*Shell commands are great for data processing pipelines because you get parallel...

omoikane · on Jan 18, 2015

"grep <pattern> <files>" is not the same as "cat <files> | grep <pattern>", in that the former will prefix lines with filenames if there is more than one input file. What you want instead is "grep -h <pattern> <files>".

The advantage of using cat, therefore, is the few seconds of laziness saved in not reading the manual.

salgernon · on Jan 18, 2015

The advantage to using "cat foo | grep pattern" is that it is trivial to ^p and edit the pattern before adding the next pipeline sequence.

philsnow · on Jan 19, 2015

fwiw

    $ <filename grep <pattern>

no shell I'm aware of restricts you to placing redirections at the end, you can throw them on the beginning no problem.

clarkm · on Jan 18, 2015

You can make it even faster by using fgrep since you're not searching for a regex.

simpleigh · on Jan 18, 2015

The article addresses this:

> The -F for grep indicates that we are only matching on fixed strings and not doing any fancy regex, and can offer a small speedup, which I did not notice in my testing.

I guess grep is probably clever enough to choose a faster matching algorithm once it's parsed the pattern and discovered it doesn't contain any regex fun.

clarkm · on Jan 18, 2015

In general grep seems smart enough that it would do that, but it hasn't been my experience. Just last week I was searching through a couple hundred gigs small xml files. I found that:

    $ LC_ALL=C fgrep -r STRING .

was much faster than plain grep. This was on a CentOS 5 box, so maybe newer versions of grep are smarter.

But then again, if I was on a newer box I'd just install and use ack or ag.

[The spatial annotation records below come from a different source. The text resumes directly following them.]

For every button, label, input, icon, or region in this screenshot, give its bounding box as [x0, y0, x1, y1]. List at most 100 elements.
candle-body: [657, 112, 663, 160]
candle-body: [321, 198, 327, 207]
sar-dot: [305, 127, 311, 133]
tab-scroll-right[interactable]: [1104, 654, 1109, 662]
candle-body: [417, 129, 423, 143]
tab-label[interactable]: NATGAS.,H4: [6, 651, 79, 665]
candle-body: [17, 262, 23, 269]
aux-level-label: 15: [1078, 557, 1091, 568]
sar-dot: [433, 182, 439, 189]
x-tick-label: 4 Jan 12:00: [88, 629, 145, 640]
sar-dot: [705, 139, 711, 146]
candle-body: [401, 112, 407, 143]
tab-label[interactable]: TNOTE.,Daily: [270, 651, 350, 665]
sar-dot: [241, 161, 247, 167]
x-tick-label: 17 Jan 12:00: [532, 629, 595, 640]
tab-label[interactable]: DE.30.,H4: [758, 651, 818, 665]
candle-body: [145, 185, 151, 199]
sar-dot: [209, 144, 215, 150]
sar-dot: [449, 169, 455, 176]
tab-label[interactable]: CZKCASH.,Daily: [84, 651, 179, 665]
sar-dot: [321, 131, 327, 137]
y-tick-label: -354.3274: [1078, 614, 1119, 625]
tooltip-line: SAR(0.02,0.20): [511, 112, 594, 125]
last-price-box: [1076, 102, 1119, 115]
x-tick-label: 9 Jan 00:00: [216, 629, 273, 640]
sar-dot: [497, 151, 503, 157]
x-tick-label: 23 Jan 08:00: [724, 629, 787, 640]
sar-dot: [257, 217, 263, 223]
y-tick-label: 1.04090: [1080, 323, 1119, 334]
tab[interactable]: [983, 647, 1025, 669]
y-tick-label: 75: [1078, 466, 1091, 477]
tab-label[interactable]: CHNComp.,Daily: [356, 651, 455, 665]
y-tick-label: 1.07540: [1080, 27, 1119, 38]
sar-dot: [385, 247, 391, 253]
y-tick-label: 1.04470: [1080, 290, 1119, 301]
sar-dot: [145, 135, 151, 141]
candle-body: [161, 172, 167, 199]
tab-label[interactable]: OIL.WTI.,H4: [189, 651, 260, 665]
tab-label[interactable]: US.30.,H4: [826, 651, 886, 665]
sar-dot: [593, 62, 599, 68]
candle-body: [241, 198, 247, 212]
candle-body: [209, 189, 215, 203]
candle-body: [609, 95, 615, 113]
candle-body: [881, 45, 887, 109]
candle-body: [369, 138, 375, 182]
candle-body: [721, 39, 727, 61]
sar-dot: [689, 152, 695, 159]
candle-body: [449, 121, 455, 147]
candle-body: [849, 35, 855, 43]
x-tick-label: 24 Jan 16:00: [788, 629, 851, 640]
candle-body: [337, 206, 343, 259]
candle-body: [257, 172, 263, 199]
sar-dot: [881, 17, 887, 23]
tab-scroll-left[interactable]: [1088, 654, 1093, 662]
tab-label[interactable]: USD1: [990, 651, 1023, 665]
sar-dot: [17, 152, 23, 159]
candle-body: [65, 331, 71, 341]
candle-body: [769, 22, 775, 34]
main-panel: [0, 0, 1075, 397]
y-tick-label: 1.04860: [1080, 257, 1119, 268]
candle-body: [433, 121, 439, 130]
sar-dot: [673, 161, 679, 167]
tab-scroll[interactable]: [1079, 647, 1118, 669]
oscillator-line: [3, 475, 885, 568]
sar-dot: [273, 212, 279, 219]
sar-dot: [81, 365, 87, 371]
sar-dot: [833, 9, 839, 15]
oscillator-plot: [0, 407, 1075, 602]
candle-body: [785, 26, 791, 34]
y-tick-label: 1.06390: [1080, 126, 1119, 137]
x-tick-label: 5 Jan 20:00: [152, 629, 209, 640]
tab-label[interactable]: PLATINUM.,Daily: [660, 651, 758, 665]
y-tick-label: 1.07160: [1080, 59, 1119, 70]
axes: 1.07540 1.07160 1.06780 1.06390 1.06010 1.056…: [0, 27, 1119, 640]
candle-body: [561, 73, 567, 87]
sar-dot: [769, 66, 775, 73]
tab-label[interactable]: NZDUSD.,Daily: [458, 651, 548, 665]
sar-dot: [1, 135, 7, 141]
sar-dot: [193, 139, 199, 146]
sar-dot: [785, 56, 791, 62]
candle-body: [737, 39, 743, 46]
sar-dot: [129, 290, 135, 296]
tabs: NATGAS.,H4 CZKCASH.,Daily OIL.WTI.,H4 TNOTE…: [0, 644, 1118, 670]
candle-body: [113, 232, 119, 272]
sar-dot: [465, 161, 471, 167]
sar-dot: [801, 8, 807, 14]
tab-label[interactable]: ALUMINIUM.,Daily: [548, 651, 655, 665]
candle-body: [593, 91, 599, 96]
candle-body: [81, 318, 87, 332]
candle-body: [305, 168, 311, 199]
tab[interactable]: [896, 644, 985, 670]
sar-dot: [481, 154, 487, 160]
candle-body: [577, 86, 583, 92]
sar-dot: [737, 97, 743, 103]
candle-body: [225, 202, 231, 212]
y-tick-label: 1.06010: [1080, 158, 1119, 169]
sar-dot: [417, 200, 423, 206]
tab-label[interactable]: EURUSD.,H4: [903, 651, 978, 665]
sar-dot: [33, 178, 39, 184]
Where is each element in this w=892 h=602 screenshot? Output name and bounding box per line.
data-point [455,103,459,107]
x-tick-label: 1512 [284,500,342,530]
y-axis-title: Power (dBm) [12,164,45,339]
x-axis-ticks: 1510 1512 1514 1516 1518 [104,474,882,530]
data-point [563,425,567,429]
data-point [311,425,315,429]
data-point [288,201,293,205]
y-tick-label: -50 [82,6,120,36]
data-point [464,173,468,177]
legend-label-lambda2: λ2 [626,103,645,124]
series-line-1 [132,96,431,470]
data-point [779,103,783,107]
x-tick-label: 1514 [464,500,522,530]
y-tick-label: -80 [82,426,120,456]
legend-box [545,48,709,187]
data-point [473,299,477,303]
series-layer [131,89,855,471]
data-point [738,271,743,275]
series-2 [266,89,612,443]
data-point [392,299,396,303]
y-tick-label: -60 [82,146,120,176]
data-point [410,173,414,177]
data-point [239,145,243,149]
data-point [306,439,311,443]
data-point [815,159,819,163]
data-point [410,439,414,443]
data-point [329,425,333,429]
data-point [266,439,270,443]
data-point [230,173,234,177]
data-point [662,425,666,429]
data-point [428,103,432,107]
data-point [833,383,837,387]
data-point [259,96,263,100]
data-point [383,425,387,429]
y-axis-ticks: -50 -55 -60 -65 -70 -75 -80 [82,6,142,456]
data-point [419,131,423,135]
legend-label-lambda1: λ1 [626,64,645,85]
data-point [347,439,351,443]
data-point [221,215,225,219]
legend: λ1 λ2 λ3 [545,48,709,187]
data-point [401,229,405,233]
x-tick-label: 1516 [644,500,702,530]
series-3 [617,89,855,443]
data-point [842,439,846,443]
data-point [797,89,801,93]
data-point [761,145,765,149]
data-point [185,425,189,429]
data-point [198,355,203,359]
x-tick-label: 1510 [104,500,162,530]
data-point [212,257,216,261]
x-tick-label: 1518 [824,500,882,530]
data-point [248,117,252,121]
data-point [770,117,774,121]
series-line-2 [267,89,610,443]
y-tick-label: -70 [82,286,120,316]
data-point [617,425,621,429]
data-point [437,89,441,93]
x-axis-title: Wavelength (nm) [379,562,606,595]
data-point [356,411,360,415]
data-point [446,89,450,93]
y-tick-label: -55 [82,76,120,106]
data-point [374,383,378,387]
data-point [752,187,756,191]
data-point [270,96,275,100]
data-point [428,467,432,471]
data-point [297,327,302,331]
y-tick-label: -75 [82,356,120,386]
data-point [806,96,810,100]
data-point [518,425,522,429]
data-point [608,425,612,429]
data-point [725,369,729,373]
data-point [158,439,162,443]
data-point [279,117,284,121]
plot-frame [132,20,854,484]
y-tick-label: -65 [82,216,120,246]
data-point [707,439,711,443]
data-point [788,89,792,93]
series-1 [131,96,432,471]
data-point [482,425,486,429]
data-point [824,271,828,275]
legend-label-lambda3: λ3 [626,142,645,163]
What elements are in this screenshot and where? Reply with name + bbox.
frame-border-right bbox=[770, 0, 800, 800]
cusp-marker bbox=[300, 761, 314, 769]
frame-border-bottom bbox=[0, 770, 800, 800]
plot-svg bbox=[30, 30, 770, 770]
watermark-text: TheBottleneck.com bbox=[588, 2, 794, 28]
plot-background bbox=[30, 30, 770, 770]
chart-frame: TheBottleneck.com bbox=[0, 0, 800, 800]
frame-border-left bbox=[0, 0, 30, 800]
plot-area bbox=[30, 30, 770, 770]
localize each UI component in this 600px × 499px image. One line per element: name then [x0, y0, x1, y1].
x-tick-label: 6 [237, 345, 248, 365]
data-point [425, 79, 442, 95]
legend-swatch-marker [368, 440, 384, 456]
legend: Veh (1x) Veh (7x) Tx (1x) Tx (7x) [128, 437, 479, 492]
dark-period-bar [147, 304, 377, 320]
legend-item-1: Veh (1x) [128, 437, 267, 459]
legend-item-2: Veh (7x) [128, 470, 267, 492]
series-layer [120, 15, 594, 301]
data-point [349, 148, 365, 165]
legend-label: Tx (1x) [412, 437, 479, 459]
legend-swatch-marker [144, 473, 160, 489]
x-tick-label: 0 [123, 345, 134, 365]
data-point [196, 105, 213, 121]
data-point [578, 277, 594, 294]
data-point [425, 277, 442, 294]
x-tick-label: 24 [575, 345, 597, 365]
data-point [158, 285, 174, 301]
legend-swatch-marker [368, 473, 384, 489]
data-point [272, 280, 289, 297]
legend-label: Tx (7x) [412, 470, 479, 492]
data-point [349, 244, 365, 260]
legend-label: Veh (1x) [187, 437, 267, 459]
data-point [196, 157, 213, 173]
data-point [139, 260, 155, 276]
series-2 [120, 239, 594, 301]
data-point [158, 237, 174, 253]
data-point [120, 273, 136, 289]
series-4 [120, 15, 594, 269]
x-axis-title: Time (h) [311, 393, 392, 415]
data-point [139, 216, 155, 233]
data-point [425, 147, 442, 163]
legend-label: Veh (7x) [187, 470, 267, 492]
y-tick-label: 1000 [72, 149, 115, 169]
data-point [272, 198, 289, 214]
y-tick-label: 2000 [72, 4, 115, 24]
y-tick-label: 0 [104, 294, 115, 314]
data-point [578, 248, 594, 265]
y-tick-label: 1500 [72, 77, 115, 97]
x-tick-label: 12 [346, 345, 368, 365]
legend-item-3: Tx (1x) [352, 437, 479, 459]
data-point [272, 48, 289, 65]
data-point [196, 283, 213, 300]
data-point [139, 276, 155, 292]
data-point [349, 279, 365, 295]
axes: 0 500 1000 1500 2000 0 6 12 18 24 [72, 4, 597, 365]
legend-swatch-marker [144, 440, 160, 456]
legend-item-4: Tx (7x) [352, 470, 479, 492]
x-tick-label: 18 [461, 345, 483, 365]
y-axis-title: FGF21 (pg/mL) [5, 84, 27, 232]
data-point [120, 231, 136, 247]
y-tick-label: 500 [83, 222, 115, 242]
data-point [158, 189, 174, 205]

paralelogram · on Jan 18, 2015

LC_ALL=C makes grep faster because text matching is normally locale-sensitive, for example 'S' ('\x53' in Big5) is not a substring of '兄' ('\xA5\x53' in Big5).

aadrake · on Jan 18, 2015

Thank you for the comment. The fact that it can run independently as soon as it's forked was exactly the point I was making.

Also, the cat | grep pipeline is illustrative. I remove it at the end.

petemc_ · on Jan 18, 2015

You could skip both cat and grep and do it all in awk. Also if speed was an issue you would want to make sure LANG=C is set for grep.

Edit: I see they did use awk later in article, I should really read all of things before commenting.